本身的转换是安全的，但要记住，在C相同的规则，允许这种转换也使得它在相反的方向。

The conversion by itself is safe, but keep in mind that the same rule in C that allows this conversion also allows it in the opposite direction.

int main() {
  int array[4] = {0};
  int (*ptr4)[4] = &array;
  int (*ptrN)[]  = ptr4;
  int (*ptr5)[5] = ptrN; /* oh dear */
}

这显然是不好的。 C ++已经删除了此规则，上面写着 INT [4] 和 INT [] 是兼容的类型和$规则p $ ptty多少摆脱了兼容型的概念。

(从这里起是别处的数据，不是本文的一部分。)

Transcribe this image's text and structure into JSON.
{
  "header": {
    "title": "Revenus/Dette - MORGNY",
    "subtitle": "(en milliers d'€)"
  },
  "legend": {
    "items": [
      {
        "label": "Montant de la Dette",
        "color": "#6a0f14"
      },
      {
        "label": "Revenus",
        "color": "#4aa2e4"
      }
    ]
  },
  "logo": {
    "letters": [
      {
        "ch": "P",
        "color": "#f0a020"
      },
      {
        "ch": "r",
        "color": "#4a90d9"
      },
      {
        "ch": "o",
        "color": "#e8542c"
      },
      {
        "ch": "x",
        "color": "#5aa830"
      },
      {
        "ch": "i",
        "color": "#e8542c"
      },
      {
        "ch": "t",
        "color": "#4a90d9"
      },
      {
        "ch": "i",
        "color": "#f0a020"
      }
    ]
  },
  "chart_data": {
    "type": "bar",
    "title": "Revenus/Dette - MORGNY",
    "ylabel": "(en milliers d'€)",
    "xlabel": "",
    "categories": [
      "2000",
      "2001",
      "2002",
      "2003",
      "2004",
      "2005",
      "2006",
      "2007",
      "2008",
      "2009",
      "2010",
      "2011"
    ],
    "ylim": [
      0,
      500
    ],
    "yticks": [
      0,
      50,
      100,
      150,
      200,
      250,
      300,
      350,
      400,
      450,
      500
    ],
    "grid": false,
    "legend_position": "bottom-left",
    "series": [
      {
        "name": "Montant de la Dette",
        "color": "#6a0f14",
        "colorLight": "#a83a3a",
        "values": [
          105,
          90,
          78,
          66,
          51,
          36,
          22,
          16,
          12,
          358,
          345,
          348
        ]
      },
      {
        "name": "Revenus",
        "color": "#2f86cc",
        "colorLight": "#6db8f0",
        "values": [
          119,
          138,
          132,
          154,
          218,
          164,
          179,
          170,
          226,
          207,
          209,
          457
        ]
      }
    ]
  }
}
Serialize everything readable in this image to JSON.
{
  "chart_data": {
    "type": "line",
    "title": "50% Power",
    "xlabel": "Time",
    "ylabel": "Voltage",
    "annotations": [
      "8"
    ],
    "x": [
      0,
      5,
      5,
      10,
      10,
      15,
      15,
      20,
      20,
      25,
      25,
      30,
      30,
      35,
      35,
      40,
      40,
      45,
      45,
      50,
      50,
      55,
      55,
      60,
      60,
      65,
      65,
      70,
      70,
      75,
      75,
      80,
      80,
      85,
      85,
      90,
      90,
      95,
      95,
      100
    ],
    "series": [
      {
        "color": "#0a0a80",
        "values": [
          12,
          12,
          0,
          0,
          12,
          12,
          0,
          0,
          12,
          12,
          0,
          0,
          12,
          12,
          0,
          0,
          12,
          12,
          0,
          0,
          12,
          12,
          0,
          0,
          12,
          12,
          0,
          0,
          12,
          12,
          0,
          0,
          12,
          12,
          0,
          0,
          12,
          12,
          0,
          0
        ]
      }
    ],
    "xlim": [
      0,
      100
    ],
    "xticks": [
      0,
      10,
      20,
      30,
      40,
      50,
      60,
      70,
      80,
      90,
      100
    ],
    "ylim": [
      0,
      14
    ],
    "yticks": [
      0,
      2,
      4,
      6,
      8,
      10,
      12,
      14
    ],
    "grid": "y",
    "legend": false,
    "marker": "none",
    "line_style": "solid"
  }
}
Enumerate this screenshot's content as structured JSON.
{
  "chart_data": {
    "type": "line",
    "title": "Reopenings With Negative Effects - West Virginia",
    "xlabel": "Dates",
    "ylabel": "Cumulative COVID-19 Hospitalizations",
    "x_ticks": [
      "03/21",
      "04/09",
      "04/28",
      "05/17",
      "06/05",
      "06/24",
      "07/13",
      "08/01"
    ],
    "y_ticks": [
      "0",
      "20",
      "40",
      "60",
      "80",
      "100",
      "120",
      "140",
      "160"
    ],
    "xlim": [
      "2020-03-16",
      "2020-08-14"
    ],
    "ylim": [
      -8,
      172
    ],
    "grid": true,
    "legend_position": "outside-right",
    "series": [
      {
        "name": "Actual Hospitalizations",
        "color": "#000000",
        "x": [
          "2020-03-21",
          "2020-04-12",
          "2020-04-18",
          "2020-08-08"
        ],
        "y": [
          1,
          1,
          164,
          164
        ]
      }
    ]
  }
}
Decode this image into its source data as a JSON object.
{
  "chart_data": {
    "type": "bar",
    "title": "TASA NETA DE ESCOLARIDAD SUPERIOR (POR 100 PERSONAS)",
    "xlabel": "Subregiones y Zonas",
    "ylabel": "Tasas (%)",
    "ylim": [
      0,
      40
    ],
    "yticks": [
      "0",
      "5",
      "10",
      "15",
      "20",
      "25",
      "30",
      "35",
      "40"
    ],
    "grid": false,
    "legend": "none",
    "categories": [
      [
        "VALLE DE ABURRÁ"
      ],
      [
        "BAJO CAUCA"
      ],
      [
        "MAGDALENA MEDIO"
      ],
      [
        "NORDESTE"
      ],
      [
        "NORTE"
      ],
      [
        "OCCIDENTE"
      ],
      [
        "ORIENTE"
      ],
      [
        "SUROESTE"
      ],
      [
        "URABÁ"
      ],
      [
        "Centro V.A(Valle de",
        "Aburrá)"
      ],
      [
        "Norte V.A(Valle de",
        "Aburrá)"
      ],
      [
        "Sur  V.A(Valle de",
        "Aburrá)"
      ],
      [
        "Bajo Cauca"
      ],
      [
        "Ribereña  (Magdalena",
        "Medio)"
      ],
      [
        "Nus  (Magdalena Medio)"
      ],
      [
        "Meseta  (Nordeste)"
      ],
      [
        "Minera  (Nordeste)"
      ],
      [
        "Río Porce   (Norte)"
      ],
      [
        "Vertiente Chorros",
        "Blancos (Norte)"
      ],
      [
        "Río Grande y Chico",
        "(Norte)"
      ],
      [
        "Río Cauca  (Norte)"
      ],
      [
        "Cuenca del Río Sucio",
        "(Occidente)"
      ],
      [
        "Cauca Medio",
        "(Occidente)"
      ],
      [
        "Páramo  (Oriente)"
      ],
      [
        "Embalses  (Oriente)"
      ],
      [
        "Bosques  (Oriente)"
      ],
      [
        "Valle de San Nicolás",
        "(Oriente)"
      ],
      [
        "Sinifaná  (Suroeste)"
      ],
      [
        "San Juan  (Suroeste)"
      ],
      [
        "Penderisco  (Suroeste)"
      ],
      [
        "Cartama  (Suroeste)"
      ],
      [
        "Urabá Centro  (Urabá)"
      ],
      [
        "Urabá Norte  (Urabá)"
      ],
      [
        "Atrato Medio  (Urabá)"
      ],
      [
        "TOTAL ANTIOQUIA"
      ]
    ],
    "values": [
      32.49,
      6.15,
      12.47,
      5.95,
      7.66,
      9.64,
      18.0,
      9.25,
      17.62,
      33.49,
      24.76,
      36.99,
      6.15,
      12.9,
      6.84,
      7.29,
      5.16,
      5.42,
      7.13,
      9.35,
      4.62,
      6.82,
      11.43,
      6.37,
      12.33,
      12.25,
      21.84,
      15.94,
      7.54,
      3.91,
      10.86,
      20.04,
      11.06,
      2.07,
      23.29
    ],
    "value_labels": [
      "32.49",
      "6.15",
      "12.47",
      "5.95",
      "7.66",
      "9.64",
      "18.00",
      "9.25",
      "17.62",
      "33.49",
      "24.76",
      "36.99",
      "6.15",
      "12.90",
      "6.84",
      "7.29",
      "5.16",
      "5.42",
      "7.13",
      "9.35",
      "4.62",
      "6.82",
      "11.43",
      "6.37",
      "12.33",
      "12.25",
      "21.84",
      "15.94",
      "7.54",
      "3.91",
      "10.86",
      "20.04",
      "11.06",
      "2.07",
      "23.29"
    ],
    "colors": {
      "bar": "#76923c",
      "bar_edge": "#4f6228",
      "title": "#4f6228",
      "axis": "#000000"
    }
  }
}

This is clearly bad. C++ has removed this rule, the rule that says int[4] and int[] are compatible types, and pretty much got rid of the concept of compatible type.

这是安全的正在考虑纳入C ++ 的未来版本。它们包括您的转换也是如此。

Some specific conversions that are safe are being considered for inclusion in a future version of C++. They include your conversion as well.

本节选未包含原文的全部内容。